Our country house
lies between
a twist of Gossamer Creek and the King’s Road,
wide highway of fortune
which runs to Baltimore, Bethesda and beyond,
which lines the bay and banks of the Chesapeake
and carries all here and there and farther.
One sunny day, I pruned the mulberry bush
and spied two men in cloaks come ambling,
with weathered hats and battered boots
a thief and liar walking,
two for the road with silver in their pouches
which jingled as they came.
Drawing near, the thief peered out
from the hollow of his hat,
he took me for a country friar
and looking for absolution, began to speak:
He stole for peaches, prunes and prickly pears,
persimmons were his weakness,
He’d eat his fill ‘til seeds stuck in his teeth,
at night they’d sleep in the flimsy tent erected by
the the shoddy tales of the liar.
To keep warm they’d burn the straw he took
from barns and mattresses, so cunning was his craft,
he’d gather straw as people slept
and sneak away like fog.
I led them to the screened in porch
and burned some sage for purity;
after hearing his confession
I spoke a Eucharistic Ode.
To bring them back into the fold,
I prepared a host of mulberry wine
and sesame bread, we shared the cup
and silver plate as dusk arrived on time.

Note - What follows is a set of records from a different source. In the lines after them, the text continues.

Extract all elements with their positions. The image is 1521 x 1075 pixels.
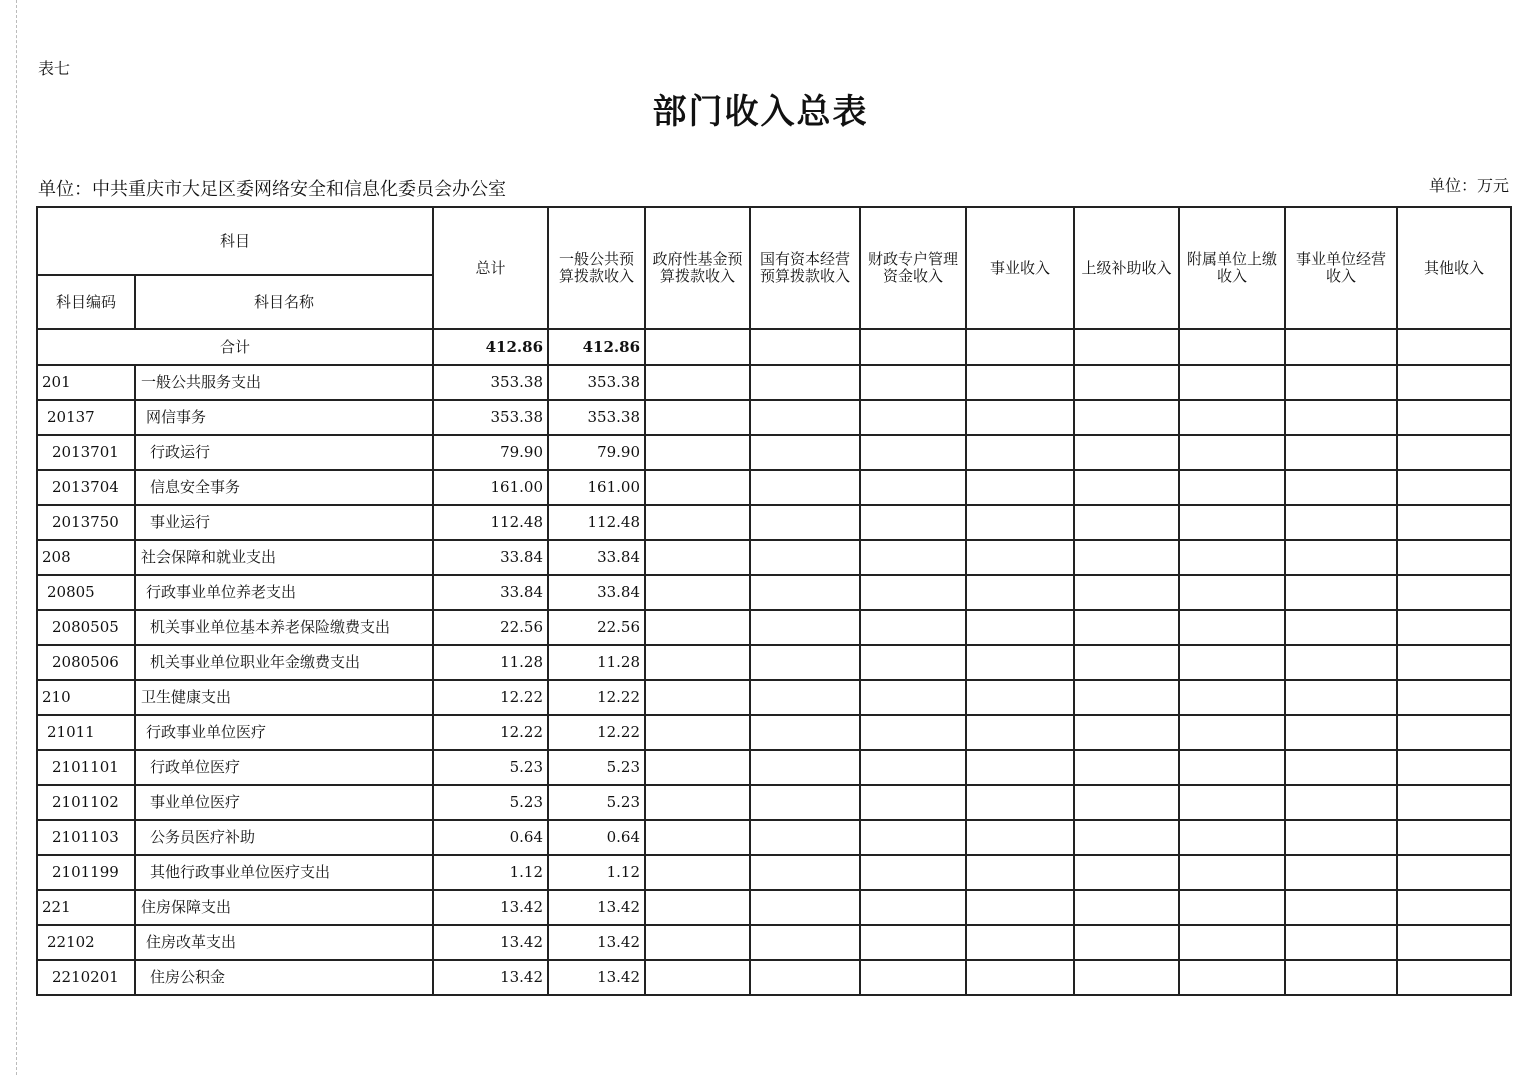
empty-cell xyxy=(1074,960,1179,995)
empty-cell xyxy=(645,610,750,645)
empty-cell xyxy=(645,645,750,680)
empty-cell xyxy=(645,750,750,785)
empty-cell xyxy=(1397,820,1511,855)
empty-cell xyxy=(750,610,860,645)
amount-total: 13.42 xyxy=(433,960,548,995)
empty-cell xyxy=(645,400,750,435)
empty-cell xyxy=(1285,365,1397,400)
empty-cell xyxy=(1397,925,1511,960)
empty-cell xyxy=(1285,329,1397,365)
empty-cell xyxy=(1179,750,1285,785)
empty-cell xyxy=(1074,435,1179,470)
empty-cell xyxy=(1397,435,1511,470)
empty-cell xyxy=(966,540,1074,575)
amount-total: 353.38 xyxy=(433,400,548,435)
amount-general-budget: 33.84 xyxy=(548,540,645,575)
subject-code: 2080505 xyxy=(37,610,135,645)
amount-general-budget: 13.42 xyxy=(548,925,645,960)
empty-cell xyxy=(645,435,750,470)
empty-cell xyxy=(966,365,1074,400)
empty-cell xyxy=(860,820,966,855)
amount-total: 12.22 xyxy=(433,715,548,750)
empty-cell xyxy=(966,715,1074,750)
subject-code: 22102 xyxy=(37,925,135,960)
empty-cell xyxy=(750,715,860,750)
subject-code: 20137 xyxy=(37,400,135,435)
empty-cell xyxy=(966,645,1074,680)
empty-cell xyxy=(1397,960,1511,995)
subject-code: 201 xyxy=(37,365,135,400)
table-row xyxy=(37,470,1511,505)
empty-cell xyxy=(1074,820,1179,855)
empty-cell xyxy=(1397,750,1511,785)
empty-cell xyxy=(966,505,1074,540)
subject-name: 事业单位医疗 xyxy=(135,785,433,820)
subject-name: 行政事业单位医疗 xyxy=(135,715,433,750)
subject-name: 卫生健康支出 xyxy=(135,680,433,715)
header-gov-fund: 政府性基金预算拨款收入 xyxy=(645,207,750,329)
empty-cell xyxy=(1074,680,1179,715)
subject-code: 2101101 xyxy=(37,750,135,785)
unit-organization: 单位：中共重庆市大足区委网络安全和信息化委员会办公室 xyxy=(38,179,506,200)
empty-cell xyxy=(750,470,860,505)
binding-margin-line xyxy=(16,0,17,1075)
header-name: 科目名称 xyxy=(135,275,433,329)
empty-cell xyxy=(750,365,860,400)
empty-cell xyxy=(860,925,966,960)
empty-cell xyxy=(1074,575,1179,610)
subject-code: 208 xyxy=(37,540,135,575)
table-row xyxy=(37,715,1511,750)
subject-name: 网信事务 xyxy=(135,400,433,435)
empty-cell xyxy=(645,890,750,925)
amount-general-budget: 5.23 xyxy=(548,785,645,820)
empty-cell xyxy=(966,435,1074,470)
empty-cell xyxy=(645,470,750,505)
empty-cell xyxy=(750,575,860,610)
header-total: 总计 xyxy=(433,207,548,329)
table-row xyxy=(37,505,1511,540)
empty-cell xyxy=(860,890,966,925)
empty-cell xyxy=(750,925,860,960)
amount-total: 79.90 xyxy=(433,435,548,470)
empty-cell xyxy=(860,960,966,995)
empty-cell xyxy=(966,855,1074,890)
subject-code: 2101199 xyxy=(37,855,135,890)
table-row xyxy=(37,890,1511,925)
empty-cell xyxy=(750,400,860,435)
empty-cell xyxy=(1397,890,1511,925)
empty-cell xyxy=(1397,610,1511,645)
subject-name: 行政单位医疗 xyxy=(135,750,433,785)
header-operating: 事业单位经营收入 xyxy=(1285,207,1397,329)
amount-general-budget: 12.22 xyxy=(548,680,645,715)
amount-total: 33.84 xyxy=(433,540,548,575)
empty-cell xyxy=(750,645,860,680)
empty-cell xyxy=(750,960,860,995)
page-title: 部门收入总表 xyxy=(652,92,869,132)
empty-cell xyxy=(1179,890,1285,925)
subject-code: 221 xyxy=(37,890,135,925)
table-row xyxy=(37,750,1511,785)
table-row xyxy=(37,365,1511,400)
subject-name: 行政事业单位养老支出 xyxy=(135,575,433,610)
empty-cell xyxy=(645,329,750,365)
amount-general-budget: 353.38 xyxy=(548,400,645,435)
amount-general-budget: 22.56 xyxy=(548,610,645,645)
total-amount: 412.86 xyxy=(433,329,548,365)
empty-cell xyxy=(1179,610,1285,645)
amount-general-budget: 161.00 xyxy=(548,470,645,505)
empty-cell xyxy=(1397,645,1511,680)
subject-name: 公务员医疗补助 xyxy=(135,820,433,855)
header-fiscal-special: 财政专户管理资金收入 xyxy=(860,207,966,329)
empty-cell xyxy=(645,785,750,820)
amount-general-budget: 11.28 xyxy=(548,645,645,680)
empty-cell xyxy=(1179,575,1285,610)
empty-cell xyxy=(1179,400,1285,435)
empty-cell xyxy=(966,960,1074,995)
empty-cell xyxy=(860,540,966,575)
empty-cell xyxy=(1179,645,1285,680)
table-row xyxy=(37,960,1511,995)
subject-code: 2210201 xyxy=(37,960,135,995)
amount-total: 22.56 xyxy=(433,610,548,645)
empty-cell xyxy=(1179,365,1285,400)
empty-cell xyxy=(966,820,1074,855)
empty-cell xyxy=(1285,820,1397,855)
amount-total: 161.00 xyxy=(433,470,548,505)
subject-code: 2013701 xyxy=(37,435,135,470)
amount-total: 353.38 xyxy=(433,365,548,400)
empty-cell xyxy=(1074,750,1179,785)
unit-currency: 单位：万元 xyxy=(1428,176,1509,195)
amount-total: 0.64 xyxy=(433,820,548,855)
table-tag: 表七 xyxy=(38,59,71,78)
empty-cell xyxy=(1179,820,1285,855)
empty-cell xyxy=(1179,785,1285,820)
empty-cell xyxy=(860,715,966,750)
empty-cell xyxy=(645,960,750,995)
empty-cell xyxy=(645,715,750,750)
empty-cell xyxy=(860,680,966,715)
empty-cell xyxy=(750,890,860,925)
empty-cell xyxy=(1285,575,1397,610)
empty-cell xyxy=(1074,925,1179,960)
empty-cell xyxy=(750,435,860,470)
subject-name: 机关事业单位基本养老保险缴费支出 xyxy=(135,610,433,645)
empty-cell xyxy=(860,645,966,680)
empty-cell xyxy=(1397,855,1511,890)
amount-general-budget: 13.42 xyxy=(548,890,645,925)
empty-cell xyxy=(1074,855,1179,890)
header-row-1 xyxy=(37,207,1511,275)
subject-code: 21011 xyxy=(37,715,135,750)
empty-cell xyxy=(645,540,750,575)
subject-name: 其他行政事业单位医疗支出 xyxy=(135,855,433,890)
subject-code: 210 xyxy=(37,680,135,715)
amount-general-budget: 1.12 xyxy=(548,855,645,890)
table-row xyxy=(37,925,1511,960)
empty-cell xyxy=(1285,890,1397,925)
empty-cell xyxy=(1397,400,1511,435)
empty-cell xyxy=(645,855,750,890)
subject-code: 2101103 xyxy=(37,820,135,855)
empty-cell xyxy=(1285,540,1397,575)
empty-cell xyxy=(1074,365,1179,400)
empty-cell xyxy=(966,329,1074,365)
empty-cell xyxy=(1285,505,1397,540)
table-row xyxy=(37,610,1511,645)
subject-name: 一般公共服务支出 xyxy=(135,365,433,400)
table-row xyxy=(37,575,1511,610)
subject-name: 住房公积金 xyxy=(135,960,433,995)
empty-cell xyxy=(1397,505,1511,540)
empty-cell xyxy=(645,575,750,610)
empty-cell xyxy=(966,575,1074,610)
table-row xyxy=(37,785,1511,820)
subject-code: 20805 xyxy=(37,575,135,610)
amount-general-budget: 13.42 xyxy=(548,960,645,995)
amount-total: 112.48 xyxy=(433,505,548,540)
empty-cell xyxy=(966,680,1074,715)
empty-cell xyxy=(750,680,860,715)
subject-name: 信息安全事务 xyxy=(135,470,433,505)
empty-cell xyxy=(1397,470,1511,505)
empty-cell xyxy=(645,925,750,960)
empty-cell xyxy=(1074,715,1179,750)
subject-name: 事业运行 xyxy=(135,505,433,540)
header-code: 科目编码 xyxy=(37,275,135,329)
empty-cell xyxy=(1179,925,1285,960)
empty-cell xyxy=(860,400,966,435)
empty-cell xyxy=(1285,645,1397,680)
empty-cell xyxy=(1179,470,1285,505)
empty-cell xyxy=(1397,329,1511,365)
header-superior-subsidy: 上级补助收入 xyxy=(1074,207,1179,329)
empty-cell xyxy=(966,925,1074,960)
empty-cell xyxy=(750,820,860,855)
empty-cell xyxy=(1179,540,1285,575)
empty-cell xyxy=(645,505,750,540)
empty-cell xyxy=(860,785,966,820)
empty-cell xyxy=(1074,400,1179,435)
subject-name: 住房改革支出 xyxy=(135,925,433,960)
empty-cell xyxy=(1179,505,1285,540)
amount-general-budget: 353.38 xyxy=(548,365,645,400)
subject-name: 行政运行 xyxy=(135,435,433,470)
amount-total: 5.23 xyxy=(433,750,548,785)
empty-cell xyxy=(750,855,860,890)
empty-cell xyxy=(1074,610,1179,645)
total-row xyxy=(37,329,1511,365)
total-general: 412.86 xyxy=(548,329,645,365)
empty-cell xyxy=(860,505,966,540)
empty-cell xyxy=(966,400,1074,435)
empty-cell xyxy=(860,575,966,610)
table-row xyxy=(37,645,1511,680)
empty-cell xyxy=(1179,680,1285,715)
empty-cell xyxy=(1285,470,1397,505)
empty-cell xyxy=(966,750,1074,785)
amount-total: 13.42 xyxy=(433,925,548,960)
amount-general-budget: 33.84 xyxy=(548,575,645,610)
empty-cell xyxy=(1397,540,1511,575)
empty-cell xyxy=(750,505,860,540)
amount-general-budget: 112.48 xyxy=(548,505,645,540)
empty-cell xyxy=(860,750,966,785)
empty-cell xyxy=(860,365,966,400)
amount-total: 11.28 xyxy=(433,645,548,680)
empty-cell xyxy=(750,750,860,785)
empty-cell xyxy=(1397,680,1511,715)
subject-code: 2013750 xyxy=(37,505,135,540)
amount-total: 12.22 xyxy=(433,680,548,715)
empty-cell xyxy=(750,540,860,575)
amount-total: 13.42 xyxy=(433,890,548,925)
empty-cell xyxy=(1179,855,1285,890)
empty-cell xyxy=(1285,435,1397,470)
header-affiliated: 附属单位上缴收入 xyxy=(1179,207,1285,329)
amount-general-budget: 12.22 xyxy=(548,715,645,750)
header-subject: 科目 xyxy=(37,207,433,275)
empty-cell xyxy=(750,329,860,365)
empty-cell xyxy=(1074,785,1179,820)
empty-cell xyxy=(1074,645,1179,680)
empty-cell xyxy=(1285,785,1397,820)
subject-name: 机关事业单位职业年金缴费支出 xyxy=(135,645,433,680)
subject-code: 2080506 xyxy=(37,645,135,680)
empty-cell xyxy=(645,820,750,855)
income-summary-table xyxy=(36,206,1512,996)
empty-cell xyxy=(860,855,966,890)
empty-cell xyxy=(860,329,966,365)
table-row xyxy=(37,540,1511,575)
empty-cell xyxy=(645,365,750,400)
empty-cell xyxy=(1179,435,1285,470)
header-state-capital: 国有资本经营预算拨款收入 xyxy=(750,207,860,329)
empty-cell xyxy=(1397,365,1511,400)
table-row xyxy=(37,855,1511,890)
empty-cell xyxy=(1397,575,1511,610)
empty-cell xyxy=(1285,855,1397,890)
empty-cell xyxy=(860,470,966,505)
empty-cell xyxy=(1074,329,1179,365)
subject-name: 住房保障支出 xyxy=(135,890,433,925)
empty-cell xyxy=(1285,925,1397,960)
table-row xyxy=(37,435,1511,470)
empty-cell xyxy=(1285,715,1397,750)
empty-cell xyxy=(645,680,750,715)
empty-cell xyxy=(1074,540,1179,575)
header-general-budget: 一般公共预算拨款收入 xyxy=(548,207,645,329)
header-business: 事业收入 xyxy=(966,207,1074,329)
empty-cell xyxy=(1074,470,1179,505)
amount-total: 5.23 xyxy=(433,785,548,820)
empty-cell xyxy=(966,890,1074,925)
empty-cell xyxy=(1285,750,1397,785)
table-row xyxy=(37,680,1511,715)
subject-name: 社会保障和就业支出 xyxy=(135,540,433,575)
amount-general-budget: 0.64 xyxy=(548,820,645,855)
empty-cell xyxy=(1285,610,1397,645)
amount-total: 1.12 xyxy=(433,855,548,890)
amount-general-budget: 5.23 xyxy=(548,750,645,785)
empty-cell xyxy=(1179,329,1285,365)
header-other: 其他收入 xyxy=(1397,207,1511,329)
empty-cell xyxy=(966,610,1074,645)
empty-cell xyxy=(1179,715,1285,750)
empty-cell xyxy=(966,785,1074,820)
empty-cell xyxy=(1074,505,1179,540)
empty-cell xyxy=(966,470,1074,505)
empty-cell xyxy=(1285,680,1397,715)
subject-code: 2013704 xyxy=(37,470,135,505)
amount-total: 33.84 xyxy=(433,575,548,610)
empty-cell xyxy=(860,435,966,470)
empty-cell xyxy=(1285,400,1397,435)
empty-cell xyxy=(750,785,860,820)
amount-general-budget: 79.90 xyxy=(548,435,645,470)
table-row xyxy=(37,820,1511,855)
table-row xyxy=(37,400,1511,435)
empty-cell xyxy=(860,610,966,645)
empty-cell xyxy=(1179,960,1285,995)
empty-cell xyxy=(1397,785,1511,820)
total-label: 合计 xyxy=(37,329,433,365)
empty-cell xyxy=(1285,960,1397,995)
subject-code: 2101102 xyxy=(37,785,135,820)
empty-cell xyxy=(1397,715,1511,750)
empty-cell xyxy=(1074,890,1179,925)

I asked the men about their sudden change of heart
and the thief croaked a mournful tune:
His mother dead and gone for twenty years,
he’d wake at dawn to hear her sobbing from beyond the grave
and rock himself in shame without a way
to console her.
The liar wept and spoke about his higher self,
which wanted peace, respect and privilege
which wanted honor and to provide,
though all of this he never could attain.
His lies, he said were wishes from his heart,
webs woven for protection and convenience,
though they demanded doubling back as one
strand and the next dissolved like lacy sugar on his cake
that he alone was left to eat,
as no one cared to join him in the end.
Silent now we stand in the fading light
while the whip-poor-wills usher in the night;
Called by this spirit of my hearth and home
I bow my head to pray:
Lord of all, of children, cats and cellar mice,
of owls, oxen and weathervanes,
Hear tonight the sorrows of these men
who’ve made their way along this highway
with guile and treachery
and forget-them-not in this and every hour
and know their fate is in the hands of men,
will be decided in the halls of justice, kept separate
from your domain of dreams and from
the territory of heart and soul,
Keep them in your care as night descends
and watch over them however their fates turn out,
for both have plucked in their fists not only
that which is not their own
but also thorns and briars from the tree
of sadness and despair
and help them to turn to a new manner and mode
for tomorrow stands for us all.
With that, I break off sprigs of juniper
and place them in the bills of their hats,
press in their palms half dollars and send
them down the road to the tenpenny tavern,
where they may find ale, bread and bedrest.